In 2016, the Richmond Police Memorial Research and Relocation Site Committee completed the relocation of the Richmond Police Memorial to Byrd Park. The memorial is an 8-foot-tall bronze statue of a police officer carrying a girl clutching a teddy bear, along with a plaque of the names of 28 Richmond police officers killed from 1869 to 2003. The memorial was moved from the park after being vandalized following the murder of George Floyd.

==The Carillon==

The World War I Memorial Carillon, built by Cram & Ferguson in 1932, is a memorial to the roughly 3,700 Virginians who died in that war; it contains 56 bells and is 240 ft tall. The Carillon is meant to show the patriotism and valor of the soldiers, sailors, marines, and women from Virginia who served in World War 1. The Carillon is played on occasions such as Veterans Day, Memorial Day, and July 4, and is also used for hosting wedding receptions, parties, meetings, and other such gatherings. The carillon was listed on the National Register of Historic Places in 1984.

There was a month long celebration during the monument's opening involved the community as well as the local cadets from schools like VMI and Virginia Tech. A dozen additional bell concerts followed the speeches made by international dignitaries.

A historical marker was established and erected in 2000 by the department of historical resources. The marker states the following: "The Carillon, Virginia's War Memorial for World War I, was erected by the Commonwealth of Virginia to commemorate those who served. Designed by noted Boston architect Ralph Adams Cram, it is an interpretation of the Italian campanile in Georgian classicism. A commission was formed about 1922 to study a design and a site, but public campaigns altered the initial proposal and delayed construction until 1931. The tower was completed and dedicated on 15 October 1932. The Carillon reaches a height of 240 feet and its bells were originally intended to ring out patriotic concerts. The city of Richmond has maintained this structure since its construction."

==Events==

Cannons used in the 4th of July event

The amphitheatre, Dogwood Dell, has annual summer concert and theatrical events, including a concert by the Richmond Concert Band that concludes with the "1812 Overture", complete with cannon fire, the carillon, and a fireworks display on the 4th of July. Events and shows for children are frequently scheduled at the Ha'Penny Stage just beside the carillon.

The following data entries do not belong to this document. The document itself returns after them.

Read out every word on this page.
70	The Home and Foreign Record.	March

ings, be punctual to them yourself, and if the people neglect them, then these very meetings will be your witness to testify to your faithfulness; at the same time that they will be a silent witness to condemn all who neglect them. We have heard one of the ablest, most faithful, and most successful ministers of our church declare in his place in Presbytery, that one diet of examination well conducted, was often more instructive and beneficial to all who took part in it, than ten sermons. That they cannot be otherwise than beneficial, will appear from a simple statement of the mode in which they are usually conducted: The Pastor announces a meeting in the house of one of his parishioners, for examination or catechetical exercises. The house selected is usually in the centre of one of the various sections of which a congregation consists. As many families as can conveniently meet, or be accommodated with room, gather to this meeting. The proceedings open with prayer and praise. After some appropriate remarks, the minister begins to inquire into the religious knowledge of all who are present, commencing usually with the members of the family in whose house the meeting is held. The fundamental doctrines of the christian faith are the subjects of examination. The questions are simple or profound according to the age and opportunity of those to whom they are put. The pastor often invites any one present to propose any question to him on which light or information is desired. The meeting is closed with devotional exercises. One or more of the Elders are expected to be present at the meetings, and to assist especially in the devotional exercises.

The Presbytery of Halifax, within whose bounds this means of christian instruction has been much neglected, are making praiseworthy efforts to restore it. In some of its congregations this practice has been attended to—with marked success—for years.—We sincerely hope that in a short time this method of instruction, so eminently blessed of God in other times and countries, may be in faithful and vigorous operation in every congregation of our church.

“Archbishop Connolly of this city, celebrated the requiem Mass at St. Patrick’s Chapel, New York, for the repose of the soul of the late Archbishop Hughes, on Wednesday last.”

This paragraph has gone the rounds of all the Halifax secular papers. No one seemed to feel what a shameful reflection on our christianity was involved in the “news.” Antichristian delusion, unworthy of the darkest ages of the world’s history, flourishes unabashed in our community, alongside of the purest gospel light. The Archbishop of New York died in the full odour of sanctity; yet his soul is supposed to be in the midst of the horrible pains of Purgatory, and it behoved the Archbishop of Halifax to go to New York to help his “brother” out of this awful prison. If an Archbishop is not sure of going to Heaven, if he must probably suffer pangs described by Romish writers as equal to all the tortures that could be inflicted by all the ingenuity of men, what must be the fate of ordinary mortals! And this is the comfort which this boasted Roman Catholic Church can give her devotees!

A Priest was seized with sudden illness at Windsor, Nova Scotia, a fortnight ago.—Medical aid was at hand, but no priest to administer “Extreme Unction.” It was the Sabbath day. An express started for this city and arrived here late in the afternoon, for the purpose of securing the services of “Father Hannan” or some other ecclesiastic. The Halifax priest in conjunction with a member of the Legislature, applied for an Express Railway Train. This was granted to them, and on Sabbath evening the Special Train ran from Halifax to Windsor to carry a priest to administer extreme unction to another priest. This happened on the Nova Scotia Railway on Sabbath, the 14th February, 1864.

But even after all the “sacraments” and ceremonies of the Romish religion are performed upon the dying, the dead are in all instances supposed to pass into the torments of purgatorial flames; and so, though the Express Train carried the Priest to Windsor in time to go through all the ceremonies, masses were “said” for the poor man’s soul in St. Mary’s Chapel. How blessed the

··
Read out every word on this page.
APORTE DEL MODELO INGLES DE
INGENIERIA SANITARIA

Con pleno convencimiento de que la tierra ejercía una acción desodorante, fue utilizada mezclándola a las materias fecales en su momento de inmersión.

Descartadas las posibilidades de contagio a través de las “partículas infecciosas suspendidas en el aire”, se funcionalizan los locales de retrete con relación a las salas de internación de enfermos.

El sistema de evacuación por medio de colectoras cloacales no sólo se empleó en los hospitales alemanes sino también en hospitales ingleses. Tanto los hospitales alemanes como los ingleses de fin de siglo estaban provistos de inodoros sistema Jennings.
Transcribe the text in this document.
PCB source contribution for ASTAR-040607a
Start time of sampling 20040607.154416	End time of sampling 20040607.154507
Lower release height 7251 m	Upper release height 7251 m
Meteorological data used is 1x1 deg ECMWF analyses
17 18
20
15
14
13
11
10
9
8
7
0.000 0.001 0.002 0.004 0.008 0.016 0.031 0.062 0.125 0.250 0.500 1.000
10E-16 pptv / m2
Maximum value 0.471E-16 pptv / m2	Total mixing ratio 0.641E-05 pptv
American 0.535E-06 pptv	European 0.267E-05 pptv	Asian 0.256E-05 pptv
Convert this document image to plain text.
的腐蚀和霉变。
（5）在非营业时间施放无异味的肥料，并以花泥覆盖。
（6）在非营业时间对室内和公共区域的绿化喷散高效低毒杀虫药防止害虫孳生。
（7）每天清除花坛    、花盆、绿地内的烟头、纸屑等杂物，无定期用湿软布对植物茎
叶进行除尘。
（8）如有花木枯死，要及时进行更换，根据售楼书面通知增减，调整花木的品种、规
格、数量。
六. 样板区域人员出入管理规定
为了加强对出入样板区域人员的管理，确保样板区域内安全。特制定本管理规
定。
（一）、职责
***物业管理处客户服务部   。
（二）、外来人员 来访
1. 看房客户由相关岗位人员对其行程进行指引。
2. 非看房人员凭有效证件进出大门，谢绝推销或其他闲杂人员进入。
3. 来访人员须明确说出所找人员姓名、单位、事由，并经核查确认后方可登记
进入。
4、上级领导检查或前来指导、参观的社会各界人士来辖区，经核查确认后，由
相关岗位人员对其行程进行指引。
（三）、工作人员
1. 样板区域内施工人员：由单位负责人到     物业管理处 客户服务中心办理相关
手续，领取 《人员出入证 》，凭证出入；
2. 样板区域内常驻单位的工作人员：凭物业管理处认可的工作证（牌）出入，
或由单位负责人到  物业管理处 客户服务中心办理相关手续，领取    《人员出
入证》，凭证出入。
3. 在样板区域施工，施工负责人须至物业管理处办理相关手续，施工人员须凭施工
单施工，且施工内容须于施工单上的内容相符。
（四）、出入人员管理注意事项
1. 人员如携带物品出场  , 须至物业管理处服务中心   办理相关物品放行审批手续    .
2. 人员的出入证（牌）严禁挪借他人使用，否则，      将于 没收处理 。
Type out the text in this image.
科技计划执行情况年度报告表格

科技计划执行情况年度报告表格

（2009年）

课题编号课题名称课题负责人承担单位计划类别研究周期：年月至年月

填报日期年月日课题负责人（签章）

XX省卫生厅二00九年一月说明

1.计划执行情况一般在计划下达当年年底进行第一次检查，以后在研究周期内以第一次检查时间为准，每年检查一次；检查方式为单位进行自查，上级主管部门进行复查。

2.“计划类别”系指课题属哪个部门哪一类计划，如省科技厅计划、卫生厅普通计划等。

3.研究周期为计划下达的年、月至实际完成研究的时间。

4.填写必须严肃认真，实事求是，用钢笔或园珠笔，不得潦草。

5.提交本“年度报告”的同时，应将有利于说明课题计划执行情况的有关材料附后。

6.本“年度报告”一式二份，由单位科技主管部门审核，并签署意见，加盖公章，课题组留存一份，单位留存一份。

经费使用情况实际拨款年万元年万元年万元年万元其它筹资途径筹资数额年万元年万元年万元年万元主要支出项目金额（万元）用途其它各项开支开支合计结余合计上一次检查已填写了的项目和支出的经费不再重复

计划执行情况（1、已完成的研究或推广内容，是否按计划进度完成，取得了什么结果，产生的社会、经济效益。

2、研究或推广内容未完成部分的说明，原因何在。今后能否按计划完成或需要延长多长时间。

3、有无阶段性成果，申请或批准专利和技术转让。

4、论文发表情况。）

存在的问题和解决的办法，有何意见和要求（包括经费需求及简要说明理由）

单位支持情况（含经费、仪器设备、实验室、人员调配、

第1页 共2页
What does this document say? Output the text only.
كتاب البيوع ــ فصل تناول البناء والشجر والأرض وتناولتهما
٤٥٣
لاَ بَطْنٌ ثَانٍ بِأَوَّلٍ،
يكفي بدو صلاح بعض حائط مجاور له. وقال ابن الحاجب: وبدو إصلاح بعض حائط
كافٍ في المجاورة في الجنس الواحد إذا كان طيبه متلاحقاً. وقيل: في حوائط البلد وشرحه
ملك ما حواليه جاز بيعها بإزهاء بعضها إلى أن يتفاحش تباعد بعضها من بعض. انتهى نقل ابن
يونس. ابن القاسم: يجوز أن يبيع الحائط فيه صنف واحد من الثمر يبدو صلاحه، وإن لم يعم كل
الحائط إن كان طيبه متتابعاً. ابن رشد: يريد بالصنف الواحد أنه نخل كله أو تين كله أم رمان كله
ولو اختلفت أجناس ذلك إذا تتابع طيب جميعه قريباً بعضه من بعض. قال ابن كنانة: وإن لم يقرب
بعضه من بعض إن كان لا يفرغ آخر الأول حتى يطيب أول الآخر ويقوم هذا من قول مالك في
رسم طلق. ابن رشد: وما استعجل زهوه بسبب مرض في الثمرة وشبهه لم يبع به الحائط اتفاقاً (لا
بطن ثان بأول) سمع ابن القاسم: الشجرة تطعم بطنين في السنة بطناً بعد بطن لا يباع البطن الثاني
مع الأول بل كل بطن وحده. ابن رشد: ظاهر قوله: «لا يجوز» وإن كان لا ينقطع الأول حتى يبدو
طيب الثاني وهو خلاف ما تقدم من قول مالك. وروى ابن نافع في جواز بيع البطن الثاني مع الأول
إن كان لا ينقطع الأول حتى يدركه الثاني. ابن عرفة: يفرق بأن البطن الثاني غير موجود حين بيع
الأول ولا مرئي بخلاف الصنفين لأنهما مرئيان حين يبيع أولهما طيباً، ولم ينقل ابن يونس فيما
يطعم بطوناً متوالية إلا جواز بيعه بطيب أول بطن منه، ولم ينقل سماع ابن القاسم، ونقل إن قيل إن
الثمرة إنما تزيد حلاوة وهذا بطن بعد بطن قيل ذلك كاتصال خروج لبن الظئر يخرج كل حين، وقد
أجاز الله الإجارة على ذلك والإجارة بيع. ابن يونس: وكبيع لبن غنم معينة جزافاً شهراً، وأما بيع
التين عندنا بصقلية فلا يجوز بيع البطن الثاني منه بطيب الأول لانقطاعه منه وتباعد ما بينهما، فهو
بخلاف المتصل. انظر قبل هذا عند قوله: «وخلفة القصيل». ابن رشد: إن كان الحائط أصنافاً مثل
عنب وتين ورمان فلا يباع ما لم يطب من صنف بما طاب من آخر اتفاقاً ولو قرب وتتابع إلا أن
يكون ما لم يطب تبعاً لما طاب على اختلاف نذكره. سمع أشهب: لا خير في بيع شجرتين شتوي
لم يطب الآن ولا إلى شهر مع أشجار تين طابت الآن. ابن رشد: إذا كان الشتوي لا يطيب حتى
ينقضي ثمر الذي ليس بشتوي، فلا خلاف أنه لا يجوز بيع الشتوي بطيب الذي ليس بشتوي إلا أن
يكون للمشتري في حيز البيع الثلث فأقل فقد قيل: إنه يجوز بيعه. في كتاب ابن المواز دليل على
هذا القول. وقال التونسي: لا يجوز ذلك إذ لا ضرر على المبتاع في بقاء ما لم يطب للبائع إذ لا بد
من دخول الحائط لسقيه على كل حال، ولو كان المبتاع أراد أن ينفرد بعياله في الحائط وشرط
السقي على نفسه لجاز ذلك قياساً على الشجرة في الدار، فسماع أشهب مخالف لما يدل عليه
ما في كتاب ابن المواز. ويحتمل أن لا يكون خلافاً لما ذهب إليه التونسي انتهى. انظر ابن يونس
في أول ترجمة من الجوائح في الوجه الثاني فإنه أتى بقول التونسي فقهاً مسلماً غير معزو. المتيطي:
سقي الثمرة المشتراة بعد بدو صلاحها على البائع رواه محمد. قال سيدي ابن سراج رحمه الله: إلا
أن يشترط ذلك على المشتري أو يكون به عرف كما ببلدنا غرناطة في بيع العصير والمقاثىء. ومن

In May the park hosts an annual "Arts in the Park" festival, a festive two-day event in which over 400 artists and artisans display and sell their work. The park holds an annual Summer Festival of Arts in June through August which hosts plays, concerts, children events, and other family activities. The Summer Festival of the Arts celebrated its fiftieth season in 2006. The second Saturday in June brings out Richmond's annual "It Starts in Park Festival" which is designed to encourage healthy living and family fun for the summer months just as the school children are getting close to their summer vacations. The carillon is also home to the city's live Christmas Nativity pageant now held (weather permitting) on December 23, after over 60 years of holding it on Christmas Eve.

The park was listed in 2016 on the National Register of Historic Places and the Virginia Landmarks Register.